Similar range rank divergences suggest gold miners rally
While the sample size is small, whenever the 3-year range rank for gold miners resides below 40% while the rank for gold futures exceeds 90%, the Gold BUGS Index (HUI) was higher over the subsequent six and twelve months every time.

While gold tends to rally over the next few weeks, the medium-term outlook is not encouraging. From a long-term perspective, the path is pretty straightforward. Either gold is about to top like 1974 and 1987, or it's in a sustainable uptrend like the other precedents. A decisive breakout above the previous resistance around 2051 would suggest the latter.

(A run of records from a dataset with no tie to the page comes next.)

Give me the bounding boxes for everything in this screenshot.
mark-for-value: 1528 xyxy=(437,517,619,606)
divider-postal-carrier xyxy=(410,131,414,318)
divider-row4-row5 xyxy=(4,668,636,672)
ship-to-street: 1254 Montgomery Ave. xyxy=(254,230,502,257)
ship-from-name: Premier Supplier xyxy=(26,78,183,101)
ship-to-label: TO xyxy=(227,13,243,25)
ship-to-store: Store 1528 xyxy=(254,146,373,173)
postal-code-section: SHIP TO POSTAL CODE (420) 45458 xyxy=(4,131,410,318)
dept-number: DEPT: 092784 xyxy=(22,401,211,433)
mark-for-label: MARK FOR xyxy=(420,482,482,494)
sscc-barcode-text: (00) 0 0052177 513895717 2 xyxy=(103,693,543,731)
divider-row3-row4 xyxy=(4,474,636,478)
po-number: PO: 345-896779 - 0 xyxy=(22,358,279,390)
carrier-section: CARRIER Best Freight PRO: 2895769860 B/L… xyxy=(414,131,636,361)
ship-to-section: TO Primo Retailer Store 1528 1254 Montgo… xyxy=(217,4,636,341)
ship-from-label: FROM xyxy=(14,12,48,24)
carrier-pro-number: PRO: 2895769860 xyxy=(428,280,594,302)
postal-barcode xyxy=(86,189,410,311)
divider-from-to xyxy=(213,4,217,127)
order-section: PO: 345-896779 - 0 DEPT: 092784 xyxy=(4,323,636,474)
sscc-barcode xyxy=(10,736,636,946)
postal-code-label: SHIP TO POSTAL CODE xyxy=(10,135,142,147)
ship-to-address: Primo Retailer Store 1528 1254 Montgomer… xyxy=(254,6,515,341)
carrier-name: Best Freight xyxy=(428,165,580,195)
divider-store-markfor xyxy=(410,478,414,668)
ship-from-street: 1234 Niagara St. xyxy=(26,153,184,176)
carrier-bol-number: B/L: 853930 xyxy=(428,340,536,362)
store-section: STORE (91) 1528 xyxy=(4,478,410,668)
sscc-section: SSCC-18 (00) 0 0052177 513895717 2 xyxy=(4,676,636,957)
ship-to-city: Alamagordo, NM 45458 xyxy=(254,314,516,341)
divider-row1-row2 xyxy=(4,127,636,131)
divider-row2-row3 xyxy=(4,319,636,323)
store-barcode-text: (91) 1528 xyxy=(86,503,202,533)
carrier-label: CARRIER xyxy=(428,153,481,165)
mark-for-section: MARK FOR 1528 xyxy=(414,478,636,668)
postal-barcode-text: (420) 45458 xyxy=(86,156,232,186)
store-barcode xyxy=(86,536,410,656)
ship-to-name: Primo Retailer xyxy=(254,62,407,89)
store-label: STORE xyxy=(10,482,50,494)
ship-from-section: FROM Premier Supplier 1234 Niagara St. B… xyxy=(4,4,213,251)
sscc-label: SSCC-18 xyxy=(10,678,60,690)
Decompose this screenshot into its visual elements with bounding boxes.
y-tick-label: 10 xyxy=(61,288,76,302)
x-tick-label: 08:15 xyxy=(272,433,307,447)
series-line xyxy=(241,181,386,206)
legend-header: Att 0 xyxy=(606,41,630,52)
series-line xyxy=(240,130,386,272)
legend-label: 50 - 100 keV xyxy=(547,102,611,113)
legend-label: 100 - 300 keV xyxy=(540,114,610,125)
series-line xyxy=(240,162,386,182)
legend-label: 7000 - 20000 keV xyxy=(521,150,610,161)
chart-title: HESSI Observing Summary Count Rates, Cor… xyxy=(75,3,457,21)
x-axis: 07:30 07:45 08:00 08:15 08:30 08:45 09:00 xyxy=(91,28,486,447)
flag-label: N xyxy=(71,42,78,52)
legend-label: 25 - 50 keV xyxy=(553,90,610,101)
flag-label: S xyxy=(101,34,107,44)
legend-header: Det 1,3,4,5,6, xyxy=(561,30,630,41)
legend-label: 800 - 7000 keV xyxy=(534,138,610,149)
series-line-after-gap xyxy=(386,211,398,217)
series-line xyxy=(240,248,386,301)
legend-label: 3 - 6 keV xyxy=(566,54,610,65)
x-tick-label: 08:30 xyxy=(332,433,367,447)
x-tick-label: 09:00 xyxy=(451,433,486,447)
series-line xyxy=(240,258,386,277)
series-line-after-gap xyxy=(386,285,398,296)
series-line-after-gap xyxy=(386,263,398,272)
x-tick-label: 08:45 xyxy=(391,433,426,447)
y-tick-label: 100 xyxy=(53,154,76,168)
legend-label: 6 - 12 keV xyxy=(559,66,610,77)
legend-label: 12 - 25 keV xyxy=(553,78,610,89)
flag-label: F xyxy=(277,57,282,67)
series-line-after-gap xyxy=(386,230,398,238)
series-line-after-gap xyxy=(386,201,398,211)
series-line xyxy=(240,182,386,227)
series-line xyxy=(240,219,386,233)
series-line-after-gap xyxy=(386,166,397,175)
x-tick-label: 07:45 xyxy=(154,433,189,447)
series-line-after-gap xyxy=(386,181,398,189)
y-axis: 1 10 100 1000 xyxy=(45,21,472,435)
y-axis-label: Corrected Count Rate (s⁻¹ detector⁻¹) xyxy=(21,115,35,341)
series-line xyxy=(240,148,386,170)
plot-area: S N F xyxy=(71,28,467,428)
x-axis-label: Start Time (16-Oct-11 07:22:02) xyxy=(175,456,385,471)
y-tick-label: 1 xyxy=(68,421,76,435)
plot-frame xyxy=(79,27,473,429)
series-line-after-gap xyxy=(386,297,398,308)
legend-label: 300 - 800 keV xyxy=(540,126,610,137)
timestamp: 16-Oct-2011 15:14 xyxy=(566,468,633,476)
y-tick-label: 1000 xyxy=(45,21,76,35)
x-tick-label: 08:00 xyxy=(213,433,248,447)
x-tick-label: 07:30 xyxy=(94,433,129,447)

Why do gold miners rally when gold struggles?
One plausible reason gold miners rally as gold struggles is an overall favorable backdrop for the stock market. The S&P 500 was higher every time from two to twelve months later.
Focusing on the signal dates illustrated on the chart highlights that these divergences coincide with bullish inflection points for the broad market. i.e., gold miners suffered under the weight of an overall market drawdown as gold held up in a flight to safety trade. When it reverses, miners rally, and gold struggles.

My colleague, Jay Kaeppel, recently published a three-part series on a cycle calendar for gold mining stocks. Please click here, here, and here to review.
What the research tells us...
Commodity-based assets, like gold mining stocks, often face challenges in sustaining long-term upward trends due to the mean-reverting nature of commodities. This characteristic makes adopting a buy-and-hold strategy challenging. Nonetheless, during cyclical upswings, returns can be spectacular over a short period. The current historical discount of gold mining stocks compared to gold, based on a three-year range rank, suggests that we might be witnessing one of those opportune moments in history to participate in an upswing. After similar divergences, the Gold BUGS Index (HUI) was higher over the subsequent six and twelve-month time frames every time.